Someone is FINALLY Listening to Me

I am not sure if it is a Christmas miracle or just persistence paying off, but I am finally being heard. Doctors are finally beginning to listen to me. I have been through such hell over the last few years with a variety of doctors. I have had to leave certain doctor offices because they accused me of making up my symptoms (before diagnosis). I have abandoned other doctor offices due to verbally abusive treatment or because the staff was just not educated enough to treat my symptoms even with a diagnosis.

One main problem I have had for a while is that no doctor ever really wanted me to try MY ideas. So a week or so ago I went to the urologist discouraged as ever. I even brought my mom for emotional support. My current urologist is one of my nicer and more knowledgeable doctors, but I have only been there a few months. I was scared he was going to be angry with me for stopping my bladder instillation treatments. I was supposed to do six treatments, but after four, I realized the the debilitating pain and flu like symptoms they were causing were just not worth it. The treatment was ruining my life more than the condition. So I stood up for my own body and stopped going.

The doctor came in and to my surprise he was not mad at all. He began going over a laundry list of possible next steps with me, none of which I was too eager to try. That's when I just blurted it out "I have a lot of shooting nerve pain and I really want to try such and such medication". "Okay," he said as he took out his prescription pad. I was in happy shock. I have done a lot of research on this medication and it really seems like it could help my symptoms. It is a very common medication, not addictive or a narcotic, so one would think there would be no problem getting a prescription for it. Just a few weeks earlier I requested the same medication (from one of my other doctors) and the verbally abusive, witch like nurse practitioner told me that I am not allowed to take oral medications and she will only prescribe me creams. (Hmmm...that makes a lot of sense, especially since every cream she has ever prescribed me has made me sick). So this is the mentality I am used to dealing with, so I was just so happy I was finally getting to try a treatment I feel is right for MY body. 
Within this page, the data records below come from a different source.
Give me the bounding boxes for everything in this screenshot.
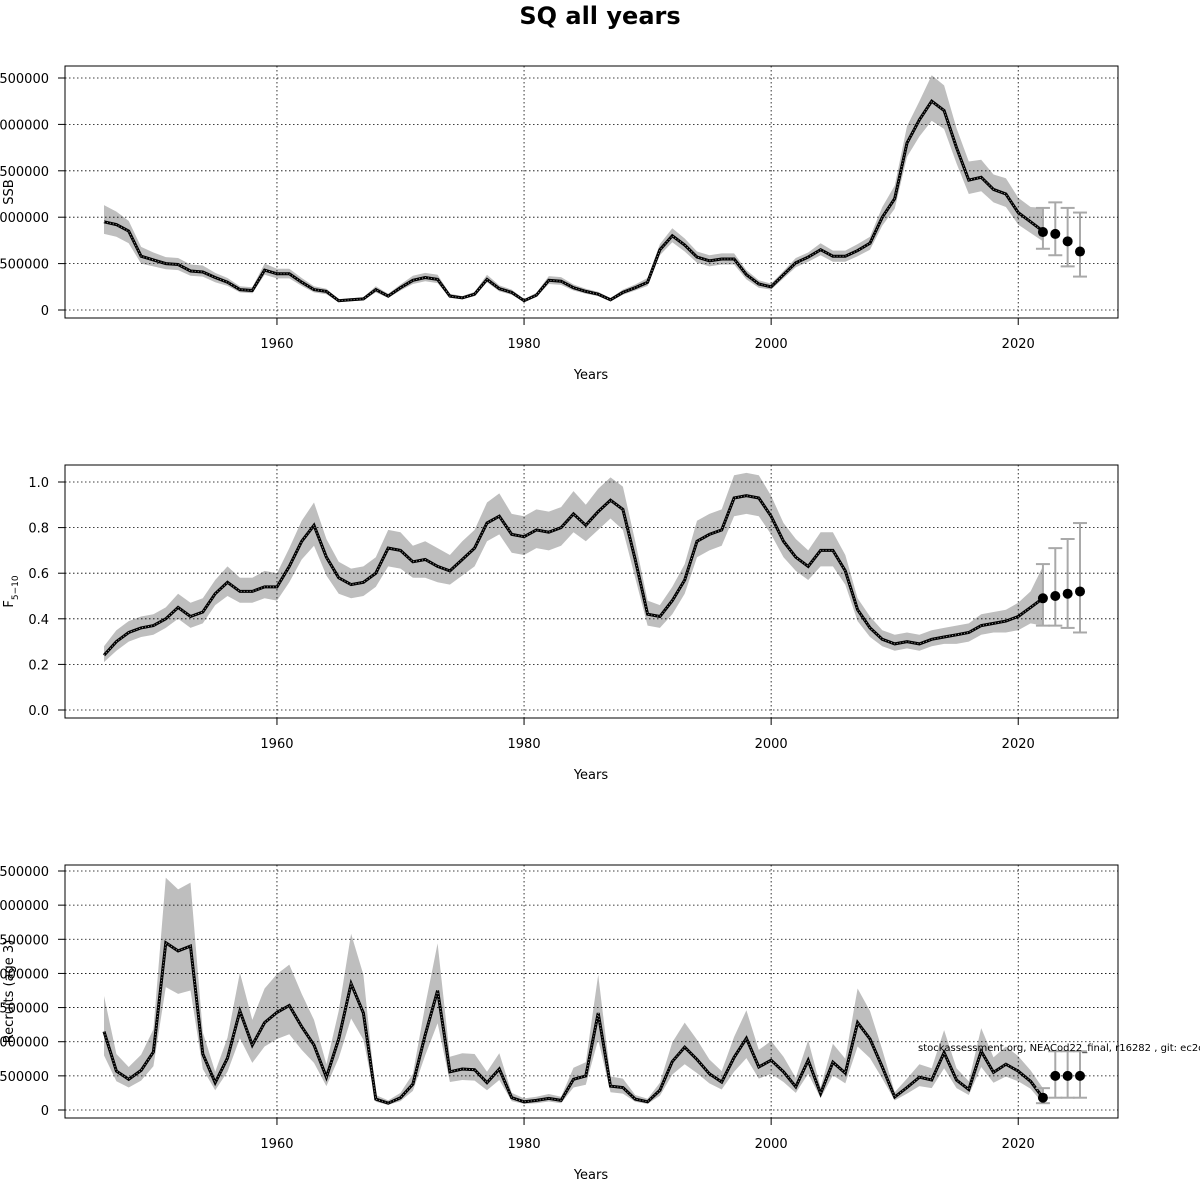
- forecast-point: [1062, 588, 1073, 599]
- y-tick-label: 2000000: [0, 118, 49, 133]
- y-tick-label: 2500000: [0, 933, 49, 948]
- y-tick-label: 0.8: [28, 522, 49, 537]
- x-tick-label: 2020: [1002, 337, 1035, 352]
- plot-frame: [64, 464, 1119, 719]
- x-tick-label: 2020: [1002, 1137, 1035, 1152]
- y-axis-label: Recruits (age 3): [2, 940, 17, 1044]
- y-tick-label: 0: [41, 304, 49, 319]
- x-tick-label: 2020: [1002, 737, 1035, 752]
- x-axis-label: Years: [573, 368, 609, 383]
- y-tick-label: 500000: [0, 258, 49, 273]
- recruits-panel: 1960 1980 2000 2020 0 500000 1000000 1500000 200…: [0, 864, 1119, 1183]
- y-tick-label: 3000000: [0, 899, 49, 914]
- estimate-line: [103, 99, 1044, 303]
- confidence-band: [104, 877, 1043, 1105]
- y-tick-label: 1000000: [0, 211, 49, 226]
- forecast-point: [1037, 593, 1048, 604]
- f-panel: 1960 1980 2000 2020 0.0 0.2 0.4 0.6 0.8 1.0 Years F…: [2, 464, 1119, 783]
- forecast-point: [1050, 591, 1061, 601]
- x-tick-label: 2000: [755, 1137, 788, 1152]
- x-tick-label: 2000: [755, 337, 788, 352]
- estimate-line-dotted: [103, 100, 1044, 302]
- y-tick-label: 0.4: [28, 613, 49, 628]
- plot-frame: [64, 65, 1119, 319]
- forecast-point: [1075, 1070, 1085, 1081]
- y-axis-label: SSB: [2, 179, 17, 204]
- y-tick-label: 0.2: [28, 658, 49, 673]
- y-axis-label-subscript: 5−10: [11, 575, 21, 600]
- y-tick-label: 500000: [0, 1070, 49, 1085]
- estimate-line-dotted: [103, 941, 1044, 1104]
- confidence-band: [104, 472, 1043, 663]
- forecast-point: [1062, 236, 1073, 247]
- forecast-point: [1037, 227, 1048, 238]
- y-tick-label: 1500000: [0, 1002, 49, 1017]
- x-tick-label: 1960: [260, 1137, 293, 1152]
- y-tick-label: 0.0: [28, 704, 49, 719]
- x-tick-label: 1960: [260, 337, 293, 352]
- y-tick-label: 0: [41, 1104, 49, 1119]
- x-tick-label: 1960: [260, 737, 293, 752]
- footnote: stockassessment.org, NEACod22_final, r16…: [918, 1043, 1200, 1054]
- forecast-point: [1062, 1070, 1073, 1081]
- forecast-point: [1075, 586, 1085, 597]
- estimate-line: [102, 494, 1044, 657]
- estimate-line: [102, 940, 1045, 1105]
- plot-frame: [64, 864, 1119, 1119]
- x-tick-label: 1980: [508, 337, 541, 352]
- y-tick-label: 2500000: [0, 72, 49, 87]
- x-tick-label: 1980: [508, 737, 541, 752]
- x-axis-label: Years: [573, 768, 609, 783]
- confidence-band: [104, 75, 1043, 303]
- forecast-point: [1075, 246, 1085, 257]
- chart-title: SQ all years: [519, 2, 680, 30]
- y-tick-label: 2000000: [0, 967, 49, 982]
- y-tick-label: 1500000: [0, 165, 49, 180]
- y-tick-label: 1000000: [0, 1036, 49, 1051]
- forecast-point: [1050, 228, 1061, 239]
- x-tick-label: 2000: [755, 737, 788, 752]
- y-axis-label: F5−10: [2, 575, 21, 607]
- y-tick-label: 3500000: [0, 865, 49, 880]
- x-tick-label: 1980: [508, 1137, 541, 1152]
- y-tick-label: 0.6: [28, 567, 49, 582]
- forecast-point: [1037, 1092, 1048, 1103]
- ssb-panel: 1960 1980 2000 2020 0 500000 1000000 1500000 200…: [0, 65, 1119, 383]
- y-tick-label: 1.0: [28, 476, 49, 491]
- forecast-point: [1050, 1070, 1061, 1081]
- x-axis-label: Years: [573, 1168, 609, 1183]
My mom went on to ask the uro a few questions about IC. When he got to a certain part about food and IC, he said "your daughter can probably tell you better than I can, since she is the one who deals with it everyday". I smiled again. I AM THE ONE WHO DEALS IT EVERYDAY. Why do more doctors not realize this??


I am not just some fool. I write this blog. I have spent hours researching all sorts of causes of pelvic and bladder pain. I spend a lot of time reading and posting in multiple support groups. I have written published articles about pelvic and bladder issues. I may not be qualified to do surgery, but I sure as hell am qualified to talk about IC and give my opinion on treatments and medications. It makes me feel satisfied that finally a doctor sees that I am an educated patient.

As if that day couldn't get any better, I had been struggling for months to get into another specialist for pain connected to the same hospital as my uro with no success. He said to have the girl in the front of the office put a call in. She made a call and I got an appointment just a few days later!! This doctor and his senior med student spent an hour and a half with me going over every pelvic or bladder issue I have ever had from 16 until now. They came up with a second medication for me to try.

It has only been a few days since I have started these two, new treatments so I am clearly not pain free, but today I was doing a lot better than I have done in a couple of months. My pain was lower. I think my nerves are finally being calmed. I don't expected to be cured and I don't need to be cured to be happy. I just want to get to a level where I have more good days than bad. I want to be in the driver's seat of my life. My vagina and bladder can sit in the passenger seat (or maybe even the trunk for that matter). When my pain gets below a certain level I am so much happier and productive. I can be a better person.

I will keep you all updated, but right now I think I am on the path to something positive in this whole whacky world of IC treatment. Never stop fighting. Just a few weeks ago I was ready to give up hope completely because my symptoms were out of control and mismanaged and now I have not one, but two doctors being nice to me and am on a treatment plan I am happy with. 


Will this new treatment be my magic combo?? It's too soon to tell, but it feels great to have hope and it feels even better to be listened to by doctors. I live and breathe to fight for IC and Vulvodynia awareness some days. My opinion counts and so does yours. Every patient's does. It is your body, find a doctor who will work with you.


Well that's all for now, but in case I don't post again before the holiday weekend I want to wish everyone a very Merry Christmas and a very Happy Hanukkah. Thank you for all your love and support. I hope you enjoy a fun (and hopefully pain free) time with family and friends.